Cette alliance a créé une immense polémique. Pourtant, en appliquant le raisonnement des pro-voiles, LREM et Renaud Muselier ont parfaitement le droit d’agir ainsi. Juridiquement, rien ne le leur interdit. Alors pourquoi faire autant d’histoire ? Mais personne n’est allé sur ce terrain tant un tel argument serait ridicule. L’intégralité des réactions concerne la politique et les valeurs défendues par chacun. Ce qui vaut en PACA vaut à Montpellier. La laïcité ne doit plus être un prétexte qui facilite l’expansion de l’islamisme grâce au sexisme du voile. Plus que jamais, le féminisme doit être en première ligne, avec la laïcité comme bouclier, non l’inverse.

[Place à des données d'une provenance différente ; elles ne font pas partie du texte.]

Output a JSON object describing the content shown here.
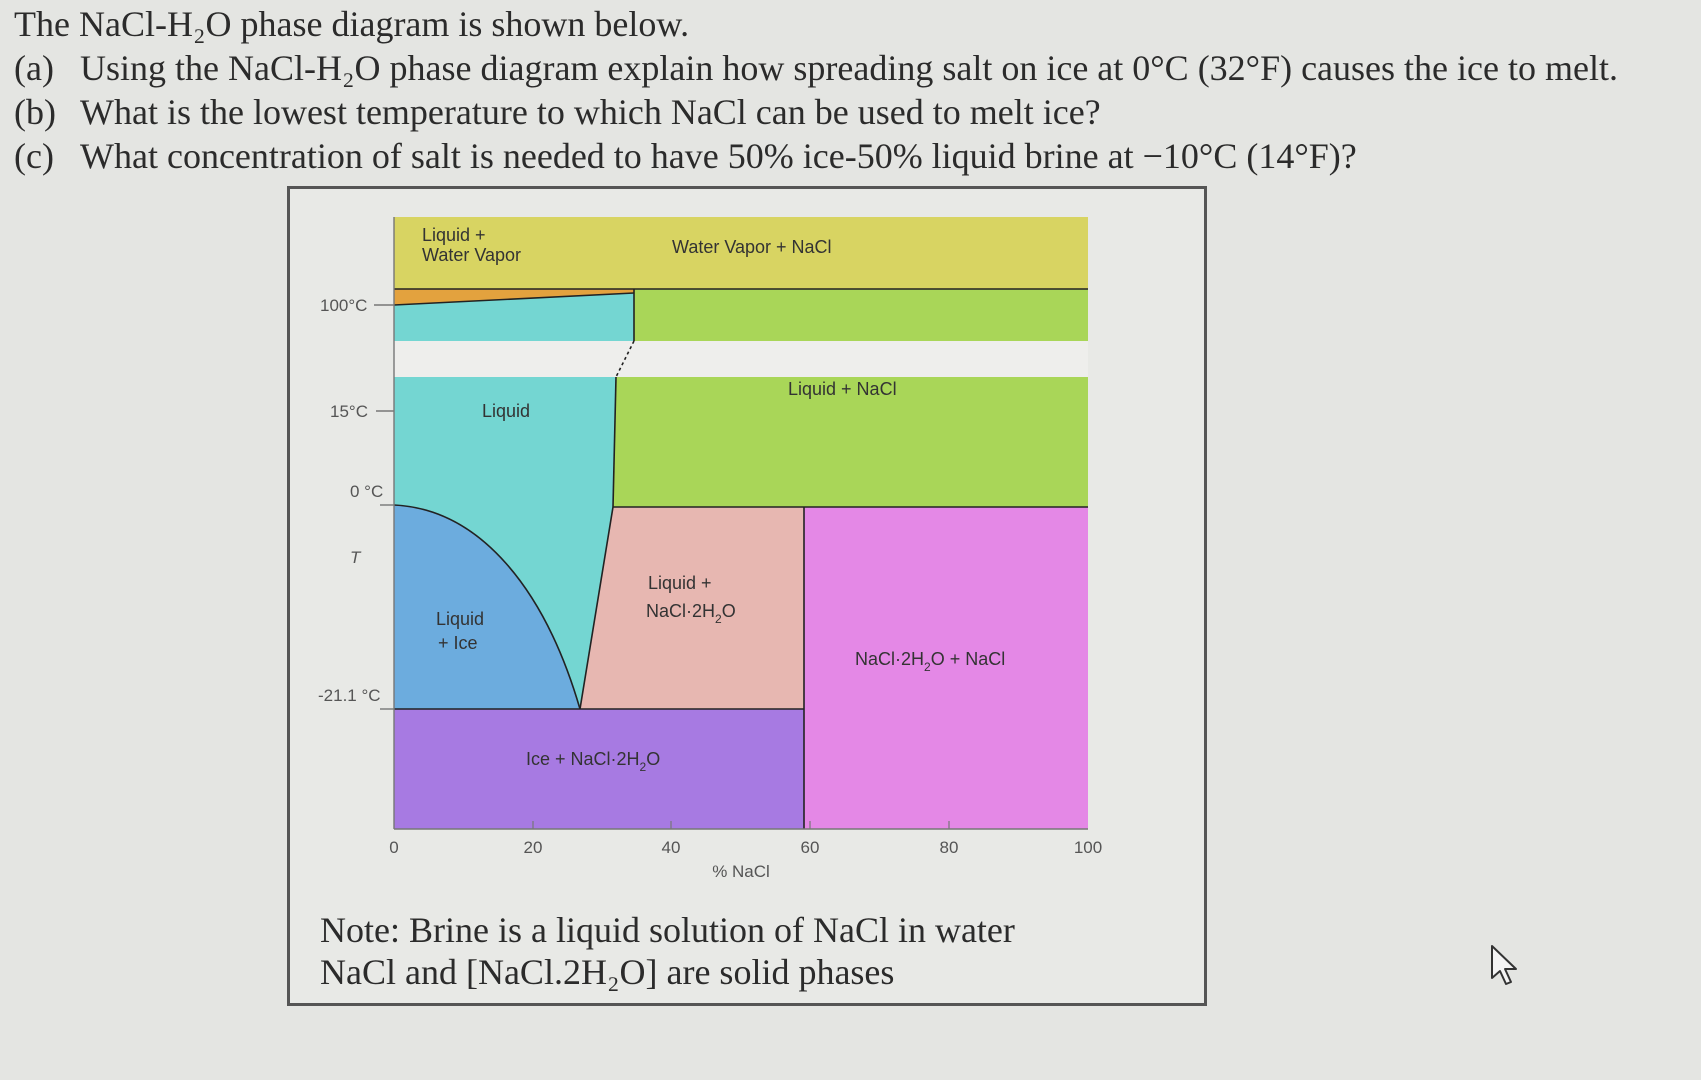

La teneur de mon chapitre dans ce livre collectif est donc d’une forte résonnance sur l’actualité et le sera encore longtemps. Cela montre la nécessité d’un tel ouvrage où chaque auteur(e), dans son domaine respectif, a su faire des propositions concrètes pour améliorer l’avenir. Je ne suis pas d’accord avec toutes. Sans doute que certain(e)s ne sont pas d’accord avec tout ce que j’ai écrit non plus. C’est une des forces de ce livre : avoir réuni des personnalités de diverses sensibilités politiques, toutes et tous démocrates et républicains, pour repenser, ensemble, la France de demain.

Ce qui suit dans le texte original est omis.